Mental health professionals can benefit from the app as well, she says, by using it to better understand their Black patients. In the section of the app dedicated to creating a dialogue about the effects of society on mental illness in Black people, there are stories of women who have been called an angry Black woman, told by doctors they are too strong to take medication, put in a position to be the rock of the family, and never feeling like enough. Practitioners aiming to be culturally competent need to hear these stories. With a long history of medical abuse and continued discrimination against Black people, the health care system doesn’t have our trust. Without that trust, Black people are less likely to seek care.

Black people are also 7.3 times more likely to live in high poverty neighborhoods with limited to no access to mental health care services. Pierre knows firsthand the effects of low-quality mental health services. “I tried to get help after my third suicide attempt, but I'm from New Orleans, one of the worst mental health care systems,” she says of her predominately Black home town.

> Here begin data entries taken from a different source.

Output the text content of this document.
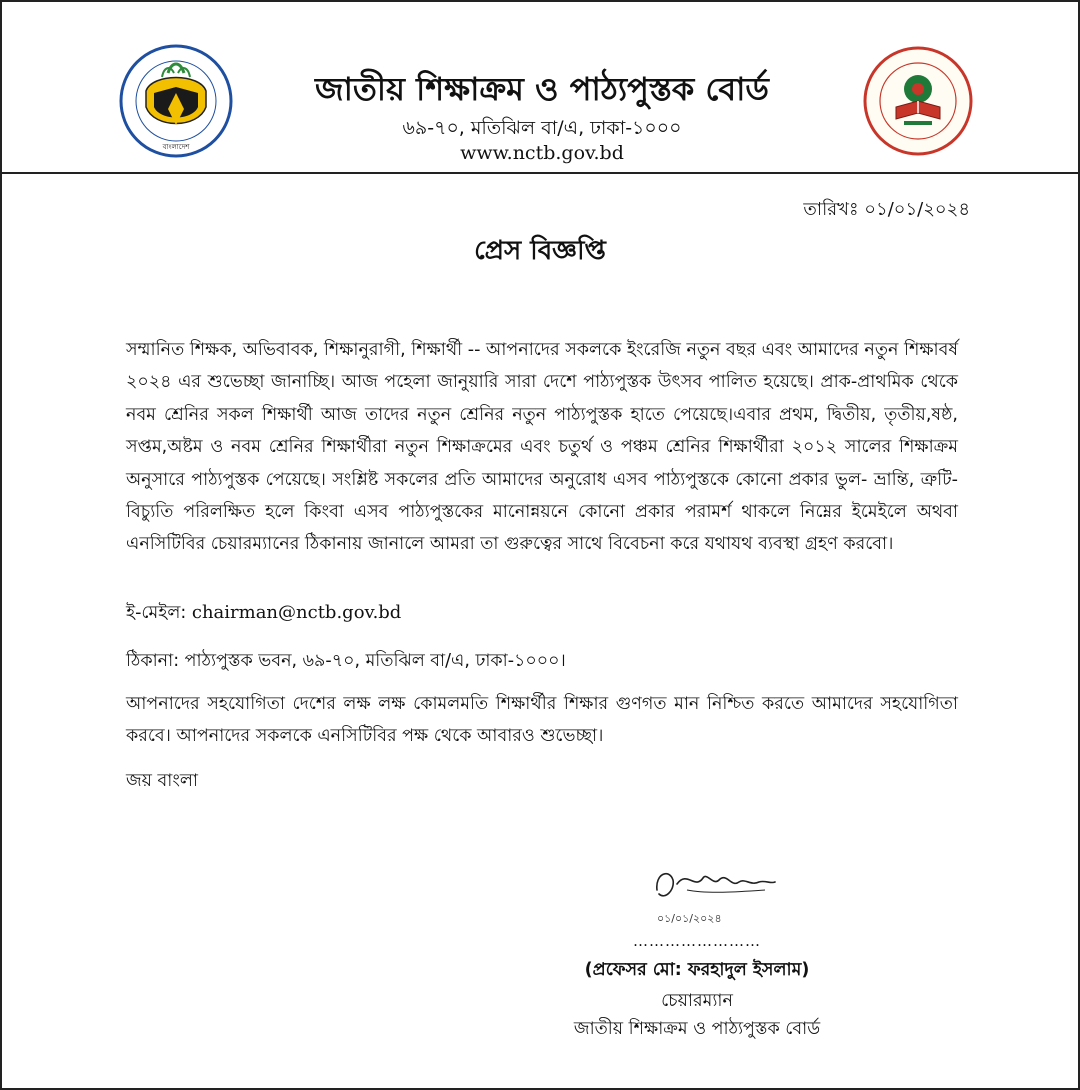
বাংলাদেশ
জাতীয় শিক্ষাক্রম ও পাঠ্যপুস্তক বোর্ড
৬৯-৭০, মতিঝিল বা/এ, ঢাকা-১০০০
www.nctb.gov.bd
তারিখঃ ০১/০১/২০২৪
প্রেস বিজ্ঞপ্তি

সম্মানিত শিক্ষক, অভিবাবক, শিক্ষানুরাগী, শিক্ষার্থী -- আপনাদের সকলকে ইংরেজি নতুন বছর এবং আমাদের নতুন শিক্ষাবর্ষ ২০২৪ এর শুভেচ্ছা জানাচ্ছি। আজ পহেলা জানুয়ারি সারা দেশে পাঠ্যপুস্তক উৎসব পালিত হয়েছে। প্রাক-প্রাথমিক থেকে নবম শ্রেনির সকল শিক্ষার্থী আজ তাদের নতুন শ্রেনির নতুন পাঠ্যপুস্তক হাতে পেয়েছে।এবার প্রথম, দ্বিতীয়, তৃতীয়,ষষ্ঠ, সপ্তম,অষ্টম ও নবম শ্রেনির শিক্ষার্থীরা নতুন শিক্ষাক্রমের এবং চতুর্থ ও পঞ্চম শ্রেনির শিক্ষার্থীরা ২০১২ সালের শিক্ষাক্রম অনুসারে পাঠ্যপুস্তক পেয়েছে। সংশ্লিষ্ট সকলের প্রতি আমাদের অনুরোধ এসব পাঠ্যপুস্তকে কোনো প্রকার ভুল- ভ্রান্তি, ত্রুটি-বিচ্যুতি পরিলক্ষিত হলে কিংবা এসব পাঠ্যপুস্তকের মানোন্নয়নে কোনো প্রকার পরামর্শ থাকলে নিম্নের ইমেইলে অথবা এনসিটিবির চেয়ারম্যানের ঠিকানায় জানালে আমরা তা গুরুত্বের সাথে বিবেচনা করে যথাযথ ব্যবস্থা গ্রহণ করবো।

ই-মেইল: chairman@nctb.gov.bd
ঠিকানা: পাঠ্যপুস্তক ভবন, ৬৯-৭০, মতিঝিল বা/এ, ঢাকা-১০০০।

আপনাদের সহযোগিতা দেশের লক্ষ লক্ষ কোমলমতি শিক্ষার্থীর শিক্ষার গুণগত মান নিশ্চিত করতে আমাদের সহযোগিতা করবে। আপনাদের সকলকে এনসিটিবির পক্ষ থেকে আবারও শুভেচ্ছা।

জয় বাংলা
০১/০১/২০২৪
……………………
(প্রফেসর মো: ফরহাদুল ইসলাম)
চেয়ারম্যান
জাতীয় শিক্ষাক্রম ও পাঠ্যপুস্তক বোর্ড
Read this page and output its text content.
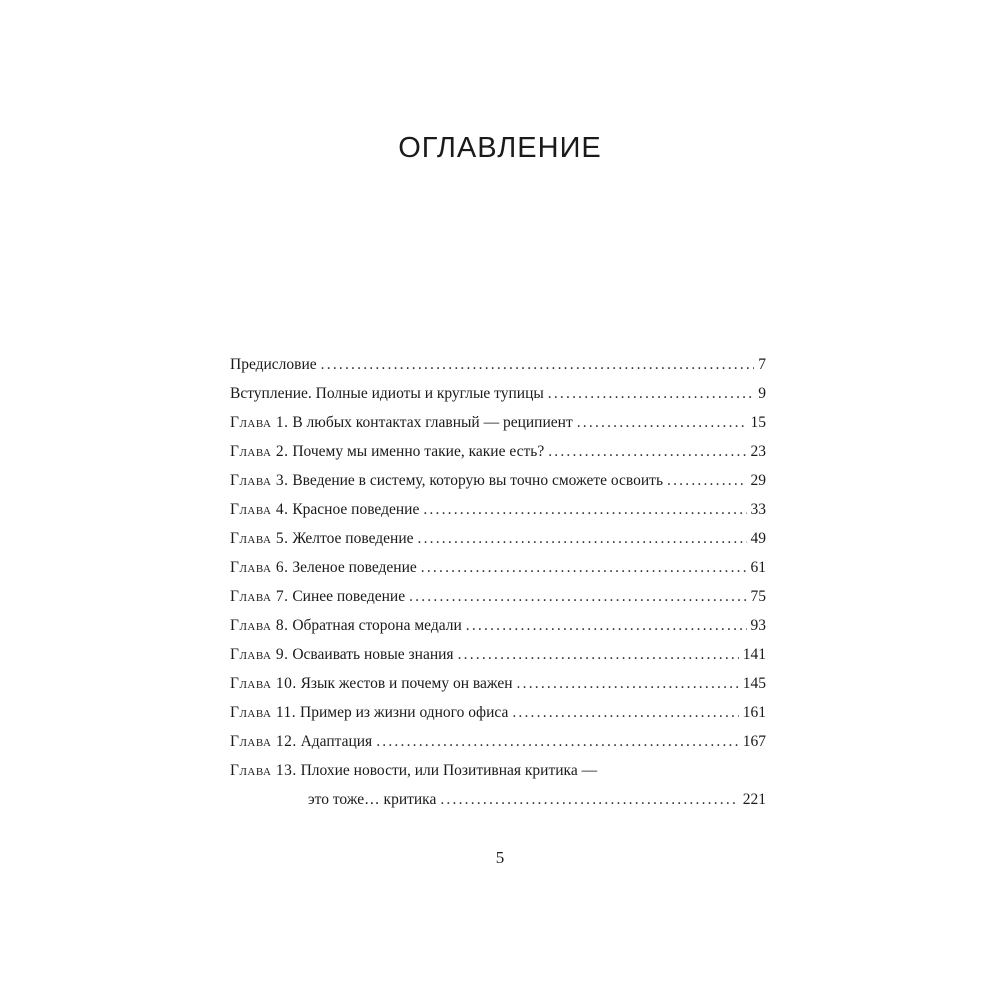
ОГЛАВЛЕНИЕ
Предисловие .....	7
Вступление. Полные идиоты и круглые тупицы .....	9
Глава 1. В любых контактах главный — реципиент .....	15
Глава 2. Почему мы именно такие, какие есть? .....	23
Глава 3. Введение в систему, которую вы точно сможете освоить .....	29
Глава 4. Красное поведение .....	33
Глава 5. Желтое поведение .....	49
Глава 6. Зеленое поведение .....	61
Глава 7. Синее поведение .....	75
Глава 8. Обратная сторона медали .....	93
Глава 9. Осваивать новые знания .....	141
Глава 10. Язык жестов и почему он важен .....	145
Глава 11. Пример из жизни одного офиса .....	161
Глава 12. Адаптация .....	167
Глава 13. Плохие новости, или Позитивная критика —
это тоже… критика .....	221
5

We need to stop thinking prayer and strength is going to solve all the mental health issues in the Black community.

According to a report by the New Orleans Health Department, “little priority” was given to address mental health needs following Hurricane Katrina. Year after year, Louisiana’s budget cuts have chipped away at access to mental health services, leaving more than 13,000 people in the state without psychiatric support. Pierre still doesn’t feel like she’s received proper mental health care that has helped her manage her depression. That hasn’t stopped her from taking up her fight. In July of 2019, Pierre spoke in front of Congress about The Safe Place and how media and technology can be used as a tool to address the suicide rate among Black youth.

We need a large-scale change. The health care system, the church, the stigma in the Black community — these barriers need to come down. Pierre won’t stop having conversations and working to spread awareness about Black mental health. Her goal is to add better features to the app and do even more outreach to spread the word about it, with the ultimate goal of helping to heal a community.

“We need to stop thinking prayer and strength is going to solve all the mental health issues in the Black community,” she says. “God gave us resources in this world for a reason, and we need to use them. Mental health issues are indeed medical issues, too.”